Received: October 28, 2013
Revised: May 12, 2014
Accepted: June 20, 2014
Published online: October 28, 2014

Abstract

Viral hepatitis remains a worldwide public health problem. The hepatitis D virus (HDV) must either coinfect or superinfect with the hepatitis B virus (HBV). HDV contains a small RNA genome (approximately 1.7 kb) with a single open reading frame (ORF) and requires HBV supplying surface antigens (HBsAgs) to assemble a new HDV virion. During HDV replication, two isoforms of a delta antigen, a small delta antigen (SDAg) and a large delta antigen (LDAg), are produced from the same ORF of the HDV genome. The SDAg is required for HDV replication, whereas the interaction of LDAg with HBsAgs is crucial for packaging of HDV RNA. Various clinical outcomes of HBV/HDV dual infection have been reported, but the molecular interaction between HBV and HDV is poorly understood, especially regarding how HBV and HDV compete with HBsAgs for assembling virions. In this paper, we review the role of endoplasmic reticulum stress induced by HBsAgs and the molecular pathway involved in their promotion of LDAg nuclear export. Because the nuclear sublocalization and export of LDAg is regulated by posttranslational modifications (PTMs), including acetylation, phosphorylation, and isoprenylation, we also summarize the relationship among HBsAg-induced endoplasmic reticulum stress signaling, LDAg PTMs, and nuclear export mechanisms in this review.
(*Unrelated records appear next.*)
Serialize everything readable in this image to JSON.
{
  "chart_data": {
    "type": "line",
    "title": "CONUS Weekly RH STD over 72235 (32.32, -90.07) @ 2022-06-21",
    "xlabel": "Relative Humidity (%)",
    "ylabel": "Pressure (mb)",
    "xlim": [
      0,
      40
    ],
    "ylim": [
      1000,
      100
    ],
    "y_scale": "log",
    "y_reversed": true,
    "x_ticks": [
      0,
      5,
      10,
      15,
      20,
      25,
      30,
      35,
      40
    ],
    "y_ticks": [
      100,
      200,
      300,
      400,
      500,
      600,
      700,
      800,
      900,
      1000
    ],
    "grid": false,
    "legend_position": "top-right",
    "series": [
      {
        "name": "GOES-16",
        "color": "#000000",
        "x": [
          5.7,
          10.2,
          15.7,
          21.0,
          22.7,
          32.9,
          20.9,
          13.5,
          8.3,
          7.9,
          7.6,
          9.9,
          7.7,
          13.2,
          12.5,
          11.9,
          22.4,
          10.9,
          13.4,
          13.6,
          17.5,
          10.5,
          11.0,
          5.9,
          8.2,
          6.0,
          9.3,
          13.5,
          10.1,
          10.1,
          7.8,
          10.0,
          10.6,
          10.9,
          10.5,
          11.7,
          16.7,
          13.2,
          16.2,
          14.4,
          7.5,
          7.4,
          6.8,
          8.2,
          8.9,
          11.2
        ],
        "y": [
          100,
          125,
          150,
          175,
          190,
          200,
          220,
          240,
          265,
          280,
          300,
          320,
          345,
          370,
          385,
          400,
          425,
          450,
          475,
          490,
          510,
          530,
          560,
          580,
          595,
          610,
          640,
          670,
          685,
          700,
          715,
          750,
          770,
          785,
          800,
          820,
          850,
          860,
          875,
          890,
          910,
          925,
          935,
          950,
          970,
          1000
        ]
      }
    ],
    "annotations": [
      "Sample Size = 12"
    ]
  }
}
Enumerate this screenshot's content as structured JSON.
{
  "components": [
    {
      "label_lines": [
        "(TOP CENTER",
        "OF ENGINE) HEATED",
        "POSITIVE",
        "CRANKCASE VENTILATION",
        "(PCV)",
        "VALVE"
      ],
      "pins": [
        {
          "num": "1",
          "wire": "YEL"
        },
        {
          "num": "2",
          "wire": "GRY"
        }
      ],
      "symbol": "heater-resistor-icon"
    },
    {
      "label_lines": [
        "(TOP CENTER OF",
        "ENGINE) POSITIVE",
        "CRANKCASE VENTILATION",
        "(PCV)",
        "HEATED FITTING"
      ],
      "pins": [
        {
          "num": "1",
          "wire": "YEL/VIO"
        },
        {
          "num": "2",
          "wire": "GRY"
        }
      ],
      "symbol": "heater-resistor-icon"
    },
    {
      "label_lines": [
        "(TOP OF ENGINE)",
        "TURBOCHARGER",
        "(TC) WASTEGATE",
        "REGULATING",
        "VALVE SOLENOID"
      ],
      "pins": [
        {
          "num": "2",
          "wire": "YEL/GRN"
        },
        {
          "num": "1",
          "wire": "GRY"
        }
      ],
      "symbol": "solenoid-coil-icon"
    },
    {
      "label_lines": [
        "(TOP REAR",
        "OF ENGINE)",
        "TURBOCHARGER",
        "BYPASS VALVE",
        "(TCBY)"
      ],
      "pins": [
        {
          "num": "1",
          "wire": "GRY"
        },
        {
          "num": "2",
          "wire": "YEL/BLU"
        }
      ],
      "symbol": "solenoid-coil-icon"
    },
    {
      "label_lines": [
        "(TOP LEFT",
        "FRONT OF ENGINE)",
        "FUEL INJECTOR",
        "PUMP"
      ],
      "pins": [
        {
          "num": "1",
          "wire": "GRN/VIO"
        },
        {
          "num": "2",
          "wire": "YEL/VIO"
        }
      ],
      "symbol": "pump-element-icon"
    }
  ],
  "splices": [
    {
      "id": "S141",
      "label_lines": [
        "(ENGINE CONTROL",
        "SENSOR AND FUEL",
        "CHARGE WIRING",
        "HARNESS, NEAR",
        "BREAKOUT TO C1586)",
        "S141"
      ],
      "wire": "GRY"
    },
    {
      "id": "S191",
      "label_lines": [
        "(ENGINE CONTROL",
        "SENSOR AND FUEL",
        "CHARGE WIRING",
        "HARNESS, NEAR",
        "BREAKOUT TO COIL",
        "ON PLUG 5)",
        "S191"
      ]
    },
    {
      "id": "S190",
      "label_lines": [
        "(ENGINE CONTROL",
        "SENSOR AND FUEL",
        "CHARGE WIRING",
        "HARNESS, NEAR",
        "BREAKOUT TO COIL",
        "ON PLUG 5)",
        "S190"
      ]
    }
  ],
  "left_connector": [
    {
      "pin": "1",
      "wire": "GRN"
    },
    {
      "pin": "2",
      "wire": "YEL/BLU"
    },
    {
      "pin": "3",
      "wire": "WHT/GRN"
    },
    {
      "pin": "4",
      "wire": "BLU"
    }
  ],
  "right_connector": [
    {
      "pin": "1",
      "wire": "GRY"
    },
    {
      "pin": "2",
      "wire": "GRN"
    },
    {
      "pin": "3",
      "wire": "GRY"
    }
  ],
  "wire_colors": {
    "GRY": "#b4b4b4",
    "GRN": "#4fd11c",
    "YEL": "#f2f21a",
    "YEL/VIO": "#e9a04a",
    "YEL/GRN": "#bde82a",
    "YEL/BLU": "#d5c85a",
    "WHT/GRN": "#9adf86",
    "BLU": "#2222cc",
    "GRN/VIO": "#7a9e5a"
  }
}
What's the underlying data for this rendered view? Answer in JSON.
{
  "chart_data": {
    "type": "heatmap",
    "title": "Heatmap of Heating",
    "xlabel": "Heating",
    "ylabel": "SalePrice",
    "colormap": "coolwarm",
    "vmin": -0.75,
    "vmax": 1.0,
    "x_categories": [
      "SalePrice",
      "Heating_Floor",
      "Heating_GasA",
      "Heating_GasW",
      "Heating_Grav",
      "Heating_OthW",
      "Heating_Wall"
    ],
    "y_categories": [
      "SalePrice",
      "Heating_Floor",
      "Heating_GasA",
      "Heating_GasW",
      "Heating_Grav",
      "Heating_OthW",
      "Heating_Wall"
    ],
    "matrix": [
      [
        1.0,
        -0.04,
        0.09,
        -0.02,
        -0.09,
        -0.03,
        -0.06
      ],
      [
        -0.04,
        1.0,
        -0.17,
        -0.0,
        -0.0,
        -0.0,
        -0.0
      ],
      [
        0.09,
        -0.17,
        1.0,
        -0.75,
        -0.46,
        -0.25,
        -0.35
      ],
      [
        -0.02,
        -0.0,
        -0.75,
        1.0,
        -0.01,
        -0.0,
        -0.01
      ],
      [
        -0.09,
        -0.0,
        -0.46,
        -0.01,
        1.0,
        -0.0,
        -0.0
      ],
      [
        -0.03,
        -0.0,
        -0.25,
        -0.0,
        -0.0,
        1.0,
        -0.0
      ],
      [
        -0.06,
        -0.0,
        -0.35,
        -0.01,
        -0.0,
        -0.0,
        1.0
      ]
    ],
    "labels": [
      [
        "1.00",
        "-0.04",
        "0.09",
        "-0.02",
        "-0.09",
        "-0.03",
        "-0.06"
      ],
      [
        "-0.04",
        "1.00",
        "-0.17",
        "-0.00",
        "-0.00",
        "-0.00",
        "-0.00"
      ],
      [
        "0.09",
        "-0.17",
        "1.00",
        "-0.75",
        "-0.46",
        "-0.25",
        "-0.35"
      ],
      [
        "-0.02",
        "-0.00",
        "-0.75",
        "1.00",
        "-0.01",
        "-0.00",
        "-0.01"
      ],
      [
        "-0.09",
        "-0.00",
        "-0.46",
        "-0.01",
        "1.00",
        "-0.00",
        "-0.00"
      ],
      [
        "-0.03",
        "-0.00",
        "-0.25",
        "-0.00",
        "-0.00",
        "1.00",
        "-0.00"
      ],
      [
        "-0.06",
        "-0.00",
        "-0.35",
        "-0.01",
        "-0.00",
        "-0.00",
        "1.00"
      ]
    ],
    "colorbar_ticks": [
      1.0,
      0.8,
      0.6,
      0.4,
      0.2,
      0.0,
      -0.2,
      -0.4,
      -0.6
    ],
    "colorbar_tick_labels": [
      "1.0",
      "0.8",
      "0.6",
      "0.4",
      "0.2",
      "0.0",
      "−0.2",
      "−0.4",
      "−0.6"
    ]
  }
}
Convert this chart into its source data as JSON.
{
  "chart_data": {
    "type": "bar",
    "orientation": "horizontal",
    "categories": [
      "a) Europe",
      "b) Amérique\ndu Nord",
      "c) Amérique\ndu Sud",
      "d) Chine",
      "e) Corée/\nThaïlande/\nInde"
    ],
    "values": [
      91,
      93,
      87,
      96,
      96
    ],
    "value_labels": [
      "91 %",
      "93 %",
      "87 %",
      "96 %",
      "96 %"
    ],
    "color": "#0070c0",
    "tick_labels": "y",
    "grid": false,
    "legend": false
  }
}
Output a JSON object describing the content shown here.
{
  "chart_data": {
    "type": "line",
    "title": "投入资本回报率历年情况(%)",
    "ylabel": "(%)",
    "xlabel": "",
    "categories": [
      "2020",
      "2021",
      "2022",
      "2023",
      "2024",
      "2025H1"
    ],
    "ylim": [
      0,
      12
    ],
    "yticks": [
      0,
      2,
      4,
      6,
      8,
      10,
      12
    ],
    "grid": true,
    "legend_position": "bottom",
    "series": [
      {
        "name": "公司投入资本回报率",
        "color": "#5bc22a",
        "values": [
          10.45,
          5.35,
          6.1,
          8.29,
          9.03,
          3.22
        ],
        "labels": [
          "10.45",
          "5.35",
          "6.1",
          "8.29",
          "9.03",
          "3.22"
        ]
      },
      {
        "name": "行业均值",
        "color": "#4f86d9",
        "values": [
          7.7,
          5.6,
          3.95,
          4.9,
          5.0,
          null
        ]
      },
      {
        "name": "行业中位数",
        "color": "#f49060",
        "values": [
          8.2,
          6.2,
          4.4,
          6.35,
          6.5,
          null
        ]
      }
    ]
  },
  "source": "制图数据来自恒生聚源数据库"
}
Keywords: Hepatitis B virus, Hepatitis D virus, Posttranslational modification, Endoplasmic reticulum stress, Nuclear export

Core tip: Hepatitis D virus (HDV) is a defective virus that depends on hepatitis B virus (HBV) to supply envelope proteins (HBsAgs) for assembling a new virion. The association of the clinical severity of hepatitis with HDV genotypes (HDV-1 to 8) has been reported, but the mechanism is unknown. Whether the combinations of HBV genotypes (A to H) with HDV genotypes cause varying clinical outcomes remains to be explored. This review focuses on HDV replication, the cross-talk between HDV and HBV, and the endoplasmic reticulum (ER) stress induced by HBsAgs in the ER which results in the promotion of large delta antigen export from the nucleus to interact with HBsAgs.